En quelques années, l’intelligence artificielle est sortie des laboratoires pour s’inviter dans la recherche internet, nos logiciels de travail ou encore certaines campagnes publicitaires. Cette démocratisation fulgurante bouleverse déjà les usages professionnels et personnels. Mais elle présente aussi un revers régulièrement passé sous silence : une facture environnementale qui ne cesse de gonfler.
Derrière la fluidité d’un “prompt” ou d’une requête vocale se cachent des milliers de serveurs, des gigawatts d’électricité et des millions de litres d’eau. Alors que les entreprises et les États investissent massivement pour accélérer l’adoption de l’IA, une question devient incontournable : jusqu’où notre planète peut-elle soutenir cette révolution numérique ?
Pour tenter d’explorer cette question, nous avons condensé les études disponibles et un récent dossier très complet du média Bon Pote. On vous explique tout ce qu’il faut savoir.
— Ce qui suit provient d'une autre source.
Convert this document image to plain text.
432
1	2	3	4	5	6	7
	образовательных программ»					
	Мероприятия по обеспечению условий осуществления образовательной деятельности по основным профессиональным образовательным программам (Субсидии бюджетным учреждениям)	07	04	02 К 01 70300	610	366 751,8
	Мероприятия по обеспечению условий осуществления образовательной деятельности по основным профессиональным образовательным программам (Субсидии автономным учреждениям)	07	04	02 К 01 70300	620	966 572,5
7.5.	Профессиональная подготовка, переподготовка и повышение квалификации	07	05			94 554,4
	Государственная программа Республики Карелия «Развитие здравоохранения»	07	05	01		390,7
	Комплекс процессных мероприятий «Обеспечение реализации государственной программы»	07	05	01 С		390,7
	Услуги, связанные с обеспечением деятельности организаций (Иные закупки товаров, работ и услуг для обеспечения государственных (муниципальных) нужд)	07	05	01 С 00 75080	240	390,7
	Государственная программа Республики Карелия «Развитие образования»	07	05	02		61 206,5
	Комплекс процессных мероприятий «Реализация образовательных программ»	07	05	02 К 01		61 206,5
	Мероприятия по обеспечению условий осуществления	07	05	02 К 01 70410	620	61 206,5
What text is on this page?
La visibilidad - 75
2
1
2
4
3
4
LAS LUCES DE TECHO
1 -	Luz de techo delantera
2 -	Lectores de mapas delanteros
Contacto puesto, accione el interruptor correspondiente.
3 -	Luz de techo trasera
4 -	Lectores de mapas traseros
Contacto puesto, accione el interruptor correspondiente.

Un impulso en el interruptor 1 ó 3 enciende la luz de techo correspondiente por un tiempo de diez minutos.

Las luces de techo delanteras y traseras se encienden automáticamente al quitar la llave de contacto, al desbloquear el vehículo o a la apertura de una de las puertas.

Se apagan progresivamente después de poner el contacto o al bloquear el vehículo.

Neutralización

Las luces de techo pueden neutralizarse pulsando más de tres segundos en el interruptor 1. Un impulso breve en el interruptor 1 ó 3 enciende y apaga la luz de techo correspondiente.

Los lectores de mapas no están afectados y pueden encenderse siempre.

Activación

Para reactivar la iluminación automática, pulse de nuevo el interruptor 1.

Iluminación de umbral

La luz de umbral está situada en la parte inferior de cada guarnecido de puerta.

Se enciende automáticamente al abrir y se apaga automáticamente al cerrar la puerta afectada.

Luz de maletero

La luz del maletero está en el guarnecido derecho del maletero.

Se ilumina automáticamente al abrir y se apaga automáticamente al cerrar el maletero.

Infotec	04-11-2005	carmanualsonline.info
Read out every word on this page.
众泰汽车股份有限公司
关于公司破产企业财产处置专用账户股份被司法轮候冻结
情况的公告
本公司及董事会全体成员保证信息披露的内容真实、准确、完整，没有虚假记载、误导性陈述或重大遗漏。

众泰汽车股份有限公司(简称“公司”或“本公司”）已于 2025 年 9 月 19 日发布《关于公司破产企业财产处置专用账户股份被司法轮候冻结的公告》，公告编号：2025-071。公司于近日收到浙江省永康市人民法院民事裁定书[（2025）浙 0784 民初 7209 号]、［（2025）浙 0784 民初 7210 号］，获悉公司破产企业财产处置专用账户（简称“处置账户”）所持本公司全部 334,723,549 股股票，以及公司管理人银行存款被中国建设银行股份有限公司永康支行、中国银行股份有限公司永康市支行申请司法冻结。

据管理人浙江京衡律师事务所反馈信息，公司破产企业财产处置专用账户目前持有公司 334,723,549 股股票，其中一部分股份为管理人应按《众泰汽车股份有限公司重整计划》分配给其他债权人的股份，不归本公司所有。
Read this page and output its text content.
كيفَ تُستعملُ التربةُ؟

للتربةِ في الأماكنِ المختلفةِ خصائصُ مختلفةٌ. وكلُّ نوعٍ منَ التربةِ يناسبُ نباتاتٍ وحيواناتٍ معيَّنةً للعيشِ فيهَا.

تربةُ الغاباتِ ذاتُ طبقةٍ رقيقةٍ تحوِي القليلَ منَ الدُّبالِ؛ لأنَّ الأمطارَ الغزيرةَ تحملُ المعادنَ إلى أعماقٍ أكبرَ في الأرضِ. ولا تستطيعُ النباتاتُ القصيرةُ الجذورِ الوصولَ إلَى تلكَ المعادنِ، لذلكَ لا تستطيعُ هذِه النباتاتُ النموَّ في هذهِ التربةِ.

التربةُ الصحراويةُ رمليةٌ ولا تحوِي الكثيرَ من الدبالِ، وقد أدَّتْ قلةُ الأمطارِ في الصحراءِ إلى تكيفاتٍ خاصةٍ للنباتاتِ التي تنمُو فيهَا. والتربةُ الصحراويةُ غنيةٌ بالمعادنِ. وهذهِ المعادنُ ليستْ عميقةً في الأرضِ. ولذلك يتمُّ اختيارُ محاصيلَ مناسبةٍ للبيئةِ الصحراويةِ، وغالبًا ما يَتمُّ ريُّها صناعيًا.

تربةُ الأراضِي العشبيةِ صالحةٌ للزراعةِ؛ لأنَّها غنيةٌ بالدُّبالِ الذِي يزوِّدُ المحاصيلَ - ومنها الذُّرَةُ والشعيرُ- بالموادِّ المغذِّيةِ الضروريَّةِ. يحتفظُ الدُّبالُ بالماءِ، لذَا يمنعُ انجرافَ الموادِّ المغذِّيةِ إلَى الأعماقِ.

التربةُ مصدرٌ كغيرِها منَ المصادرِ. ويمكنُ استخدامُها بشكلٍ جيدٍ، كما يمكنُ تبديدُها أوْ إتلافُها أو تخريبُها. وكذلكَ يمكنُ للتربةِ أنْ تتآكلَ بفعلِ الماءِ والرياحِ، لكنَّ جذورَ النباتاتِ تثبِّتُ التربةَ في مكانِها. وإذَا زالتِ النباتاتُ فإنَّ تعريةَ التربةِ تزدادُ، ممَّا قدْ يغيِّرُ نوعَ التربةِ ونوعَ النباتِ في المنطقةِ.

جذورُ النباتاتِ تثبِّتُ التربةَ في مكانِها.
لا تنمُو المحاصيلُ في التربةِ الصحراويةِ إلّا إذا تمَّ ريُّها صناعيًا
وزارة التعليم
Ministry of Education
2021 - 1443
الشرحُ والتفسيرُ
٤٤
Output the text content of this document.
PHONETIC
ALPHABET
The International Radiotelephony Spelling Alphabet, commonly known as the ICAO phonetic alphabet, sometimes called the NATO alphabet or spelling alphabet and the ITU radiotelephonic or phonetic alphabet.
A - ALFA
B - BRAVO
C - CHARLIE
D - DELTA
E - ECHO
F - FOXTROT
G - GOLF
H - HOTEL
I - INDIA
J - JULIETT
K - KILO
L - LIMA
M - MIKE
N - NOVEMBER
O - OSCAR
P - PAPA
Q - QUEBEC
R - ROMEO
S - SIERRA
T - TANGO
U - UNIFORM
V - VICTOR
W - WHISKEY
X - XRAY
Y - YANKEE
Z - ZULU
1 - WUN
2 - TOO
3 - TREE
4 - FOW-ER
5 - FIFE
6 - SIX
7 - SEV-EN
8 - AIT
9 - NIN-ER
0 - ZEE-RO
Pourquoi l’empreinte de l’IA explose ? L’adoption à marche forcée
En 2017, les modèles d’intelligence artificielle restaient confinés aux laboratoires de recherche et aux départements R&D des grandes entreprises. Moins de dix ans plus tard, ils se sont imposés dans le quotidien de millions d’utilisateurs. Comment sommes-nous passés à l’usage ? La simplicité d’utilisation et une UX qui facilitent la diffusion à grande échelle sont les moteurs de cette adoption généralisée. L’IA n’est plus un outil spécialisé, réservé à une élite de chercheurs et d’ingénieurs : elle est devenue une brique numérique, intégrée “par défaut” dans le parcours utilisateur : moteurs de recherche, suites bureautiques, CRM.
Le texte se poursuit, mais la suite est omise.